SPX (2649.93 at Wed. close) could just be testing the year’s lows, which were 2532.69 in February and 2553.80 in March) but the short-term bounce pattern is gone and in light of that the market is on ‘prove yourself bullish’ status. Not the other way around.
So barring a bullish reversal here, my plan will be to raise cash yet again. On Wednesday’s bounce I did some selling (SPY and SIMO), some buying (CVSI and GSV) and some shorting (QQQ, SOXX & CRY) per the Trade Log. But cash is the thing I can manage best, and that is what I’ll do. From that perch I plan to comfortably gauge whether a holiday season support test and relief or bearish breakdowns will be in play. The Feb. and March lows will advise on that.
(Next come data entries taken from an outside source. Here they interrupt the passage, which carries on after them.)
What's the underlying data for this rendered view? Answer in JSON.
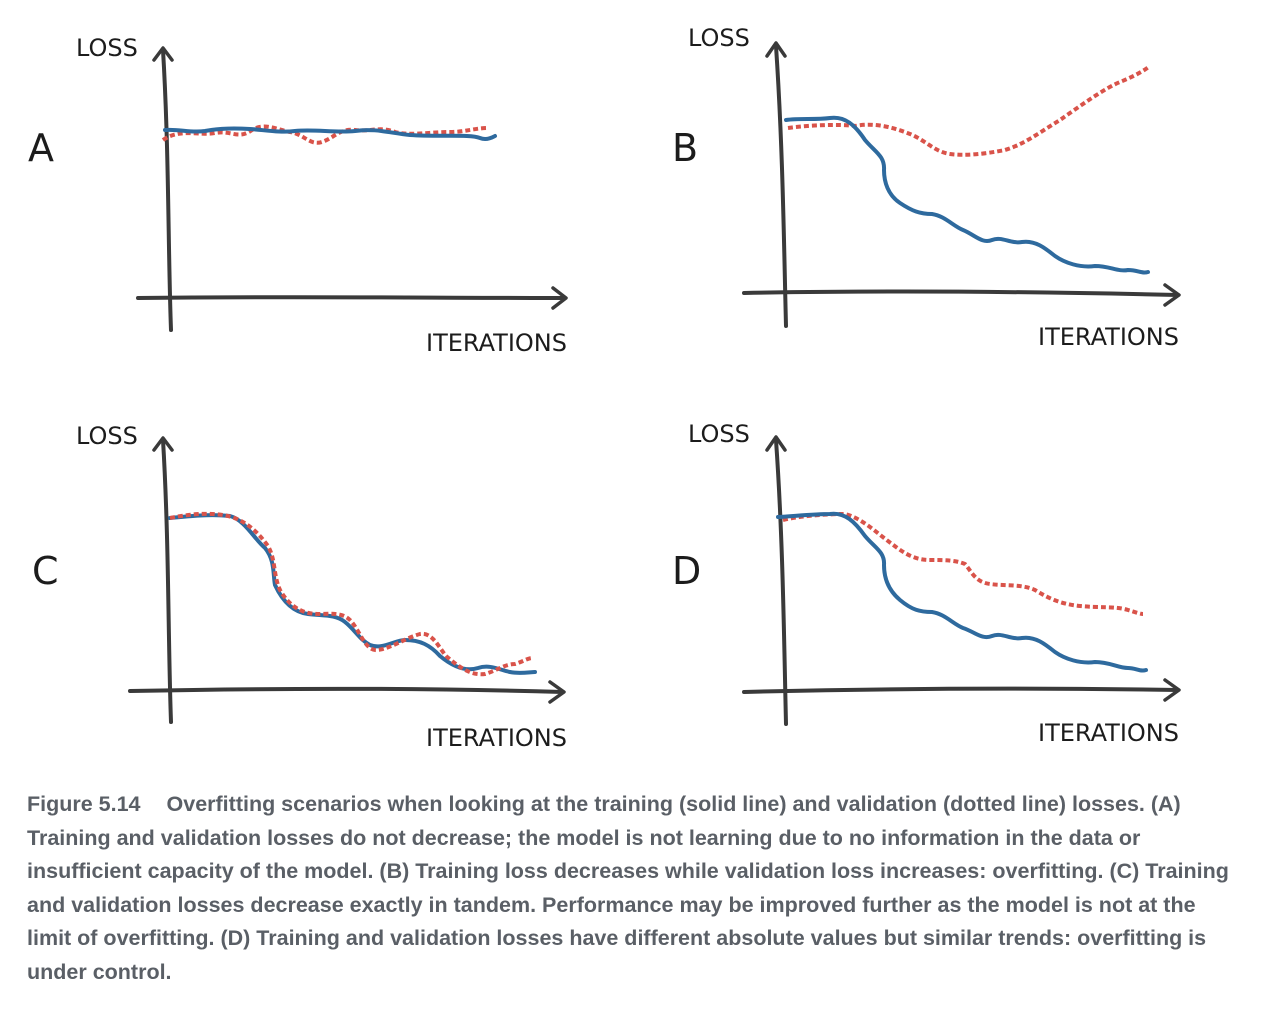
{
  "panels": [
    {
      "id": "A",
      "letter": "A",
      "ylabel": "LOSS",
      "xlabel": "ITERATIONS"
    },
    {
      "id": "B",
      "letter": "B",
      "ylabel": "LOSS",
      "xlabel": "ITERATIONS"
    },
    {
      "id": "C",
      "letter": "C",
      "ylabel": "LOSS",
      "xlabel": "ITERATIONS"
    },
    {
      "id": "D",
      "letter": "D",
      "ylabel": "LOSS",
      "xlabel": "ITERATIONS"
    }
  ],
  "colors": {
    "training": "#2e6a9e",
    "validation": "#d9534a",
    "axis": "#3a3a3a",
    "caption": "#5a5f66"
  },
  "caption": {
    "figure_label": "Figure 5.14",
    "text": "Overfitting scenarios when looking at the training (solid line) and validation (dotted line) losses. (A) Training and validation losses do not decrease; the model is not learning due to no information in the data or insufficient capacity of the model. (B) Training loss decreases while validation loss increases: overfitting. (C) Training and validation losses decrease exactly in tandem. Performance may be improved further as the model is not at the limit of overfitting. (D) Training and validation losses have different absolute values but similar trends: overfitting is under control."
  }
}
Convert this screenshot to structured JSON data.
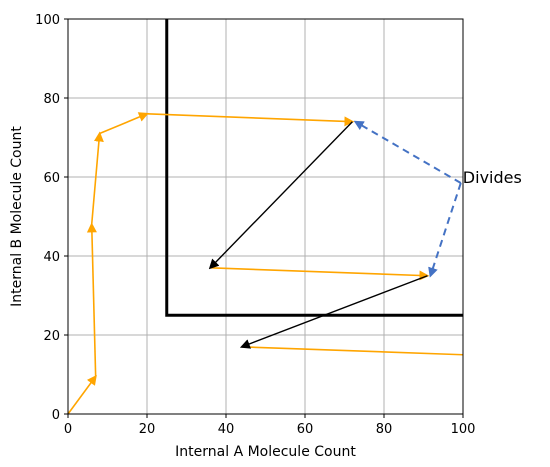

As for gold stocks, by the look of GDX in pre-market they look to give back less than half of Wednesday’s gains as GDX is bid at 19.61 (Wed. close was 19.81, +.51). GDX should hold Wednesday’s low of 19.45 or there could be short-term technical trouble.
The fundamentals will only improve if stocks proceed down and oil/commodities continue to tank. But let’s also realize that the Gold/Silver ratio is still rising and that is antagonistic to gold stocks. The average gold stock buyer is after all inflation-focused and that is not what is in play if the macro comes apart.
Bond yields are down and the US dollar is up, and these are the things that go with pain in the macro markets. They are the traditional first receivers of scared money seeking liquidity. They are also the things that feed gold mining forward fundamentals. But again, the bugs usually do their most vigorous selling while the funda improve because then people are becoming increasingly fearful of deflation.
Using Q4 2008 as just one extreme (the same happened to a lesser degree in 2015) example, let’s realize that price and fundamentals are two completely different things and the sector does not usually turn on a dime with its true fundamentals. As we noted during this past earnings season, miners reported results from a Q3 in which the funda were not good at all. So we now look ahead (and hopefully front-run) the Q4 reporting season of Q1 2019.
But the weekly chart of HUI asks us to realize that the sector is not yet of the woods, and it is still Q4 2018 after all, with tax selling in effect.